Because of its high nutritional value, this crop is important in many countries. Many parts of the plant, including fresh sheets, buds, berries, pods, stalks and seeds, may also be used by people.
Okra’s taste is mild and its texture is distinctive, with a fishing-like flush at the outside. Tiny, edible seeds are inside the pot.
At TABIIB, we are pleased to show you how nutritional okra and how good it is for your health.
Nutritional Benefits Of Okra:
Okra not only is a strong source of minerals and antioxidants but it also provides some iron, niacin, phosphorus, and copper.
Individual needs for nutrients vary according to age, sex, activity level, and caloric intake. Okra is also a source of antioxidants. Okra, its pods, and seeds contain a variety of antioxidant compounds, including phenolic compounds and flavonoid derivatives, such as catechins and quercetin.
Scientists think that okra may help lower the risk of cancer. They also believe that these compounds may have antimicrobial and anti-inflammatory properties.
Benefits Of Consuming Okra:
A diet rich in fruits and vegetables can reduce a person’s chances of developing a range of health conditions, including obesity, diabetes, and cardiovascular disease.
The mucilage (gluey substance) of okra may also help remove toxins from the body. The nutrients in okra may make it useful for preventing several health problems, including:
In a 2014 study, scientists used lectin from okra in a lab test to treat human breast cancer cells. Okra contains lectin, which is a type of protein. Therapy decreased the growth of cancer cells by 63% and killed 72% of human cancer cells. Further studies are needed to find out if okra has an impact on human cancer.

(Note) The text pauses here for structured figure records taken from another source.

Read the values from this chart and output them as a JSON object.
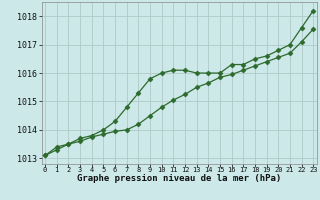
{
  "line1_x": [
    0,
    1,
    2,
    3,
    4,
    5,
    6,
    7,
    8,
    9,
    10,
    11,
    12,
    13,
    14,
    15,
    16,
    17,
    18,
    19,
    20,
    21,
    22,
    23
  ],
  "line1_y": [
    1013.1,
    1013.4,
    1013.5,
    1013.7,
    1013.8,
    1014.0,
    1014.3,
    1014.8,
    1015.3,
    1015.8,
    1016.0,
    1016.1,
    1016.1,
    1016.0,
    1016.0,
    1016.0,
    1016.3,
    1016.3,
    1016.5,
    1016.6,
    1016.8,
    1017.0,
    1017.6,
    1018.2
  ],
  "line2_x": [
    0,
    1,
    2,
    3,
    4,
    5,
    6,
    7,
    8,
    9,
    10,
    11,
    12,
    13,
    14,
    15,
    16,
    17,
    18,
    19,
    20,
    21,
    22,
    23
  ],
  "line2_y": [
    1013.1,
    1013.3,
    1013.5,
    1013.6,
    1013.75,
    1013.85,
    1013.95,
    1014.0,
    1014.2,
    1014.5,
    1014.8,
    1015.05,
    1015.25,
    1015.5,
    1015.65,
    1015.85,
    1015.95,
    1016.1,
    1016.25,
    1016.4,
    1016.55,
    1016.7,
    1017.1,
    1017.55
  ],
  "line_color": "#2d6a2d",
  "bg_color": "#cce8e8",
  "grid_color": "#b0c8c8",
  "xlabel": "Graphe pression niveau de la mer (hPa)",
  "ylim": [
    1012.8,
    1018.5
  ],
  "xlim": [
    -0.3,
    23.3
  ],
  "yticks": [
    1013,
    1014,
    1015,
    1016,
    1017,
    1018
  ],
  "xticks": [
    0,
    1,
    2,
    3,
    4,
    5,
    6,
    7,
    8,
    9,
    10,
    11,
    12,
    13,
    14,
    15,
    16,
    17,
    18,
    19,
    20,
    21,
    22,
    23
  ],
  "xtick_labels": [
    "0",
    "1",
    "2",
    "3",
    "4",
    "5",
    "6",
    "7",
    "8",
    "9",
    "10",
    "11",
    "12",
    "13",
    "14",
    "15",
    "16",
    "17",
    "18",
    "19",
    "20",
    "21",
    "22",
    "23"
  ]
}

Okra is an excellent folate source. One analysis in 2016 indicated that folate could preventively affect the risk of breast cancer.

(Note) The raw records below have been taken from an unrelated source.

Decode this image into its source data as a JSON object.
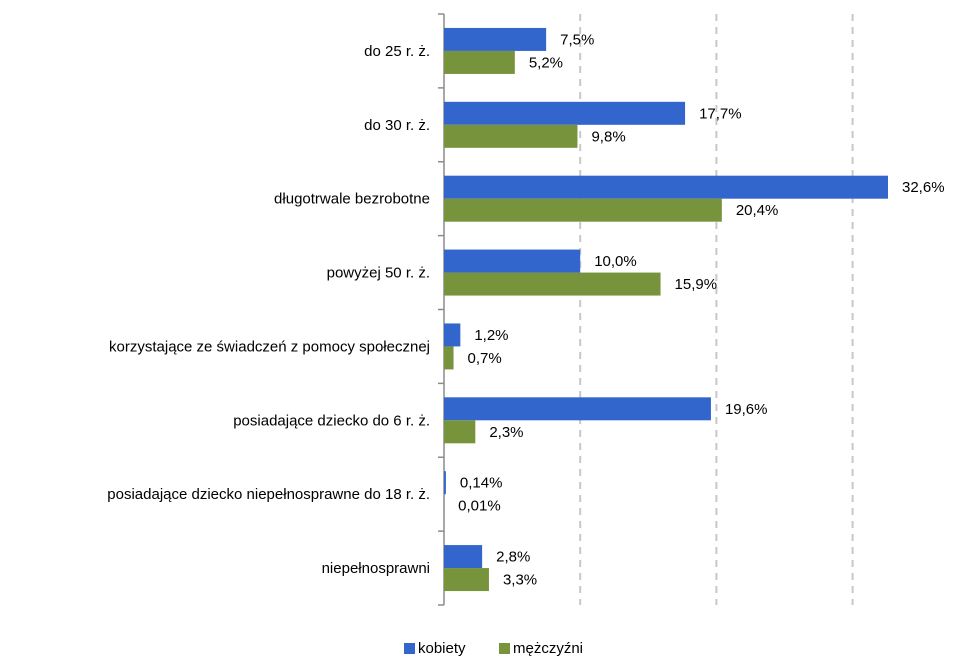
{
  "chart_data": {
    "type": "bar",
    "orientation": "horizontal",
    "categories": [
      "do 25 r. ż.",
      "do 30 r. ż.",
      "długotrwale bezrobotne",
      "powyżej 50 r. ż.",
      "korzystające ze świadczeń z pomocy społecznej",
      "posiadające dziecko do 6 r. ż.",
      "posiadające dziecko niepełnosprawne do 18 r. ż.",
      "niepełnosprawni"
    ],
    "series": [
      {
        "name": "kobiety",
        "color": "#3366cc",
        "values": [
          7.5,
          17.7,
          32.6,
          10.0,
          1.2,
          19.6,
          0.14,
          2.8
        ],
        "labels": [
          "7,5%",
          "17,7%",
          "32,6%",
          "10,0%",
          "1,2%",
          "19,6%",
          "0,14%",
          "2,8%"
        ]
      },
      {
        "name": "mężczyźni",
        "color": "#77933c",
        "values": [
          5.2,
          9.8,
          20.4,
          15.9,
          0.7,
          2.3,
          0.01,
          3.3
        ],
        "labels": [
          "5,2%",
          "9,8%",
          "20,4%",
          "15,9%",
          "0,7%",
          "2,3%",
          "0,01%",
          "3,3%"
        ]
      }
    ],
    "xlim": [
      0,
      32.6
    ],
    "gridlines_at": [
      10,
      20,
      30
    ],
    "grid": true,
    "grid_style": "dashed vertical",
    "legend_position": "bottom",
    "title": "",
    "xlabel": "",
    "ylabel": ""
  }
}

Pregnancy And Breastfeeding:
Folate is also important for preventing fetal problems during pregnancy. Low folate levels can lead to pregnancy loss and problems for the child, including conditions such as spina bifida. Doctors usually advise that women take more folate during pregnancy and while breastfeeding. Which is why many women take vitamin supplements during pregnancy.

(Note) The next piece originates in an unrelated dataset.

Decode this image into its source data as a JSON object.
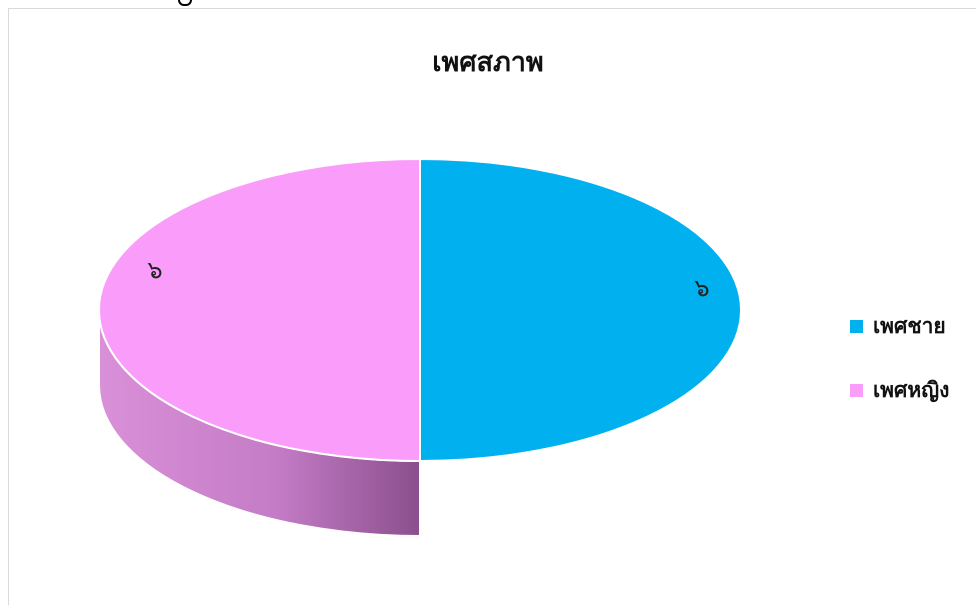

According to the American Heart Association (AHA), eating foods that are high in fibre can reduce harmful cholesterol levels in the blood. High fibre foods lower the risk of heart disease, stroke, obesity, and diabetes. Fibre can also slow heart disease in people who already have it.
Vitamin K plays a role in bone formation and blood clotting. Consuming foods that are good sources of vitamin K may help strengthen bones and prevent fractures.
Dietary fibre helps prevent constipation and maintain a healthy digestive system. Research suggests that the more fibre a person eats, the less chance they have of developing colorectal cancer. The fibre in the diet also helps reduce appetite, and it may contribute to weight loss. In Asian medicine, people add okra extract to foods to protect against irritation and inflammatory gastric diseases. The anti-inflammatory and antimicrobial action may help protect against gastrointestinal problems.
Urinary System Health
Okra is diuretic in nature. It supports the function of the kidneys and urinary system. It helps to prevent inflammation and urinary disorders such as Urinary Tract Infection.
Ladyfinger has high amounts of Vitamin K, which supports clotting. It is a great meal option for women suffering from heavy periods and unusual spotting in between periods. Ladyfinger is good for persons suffering from frequent nosebleeds, haemorrhoids, bleeding gums, and easy bruising.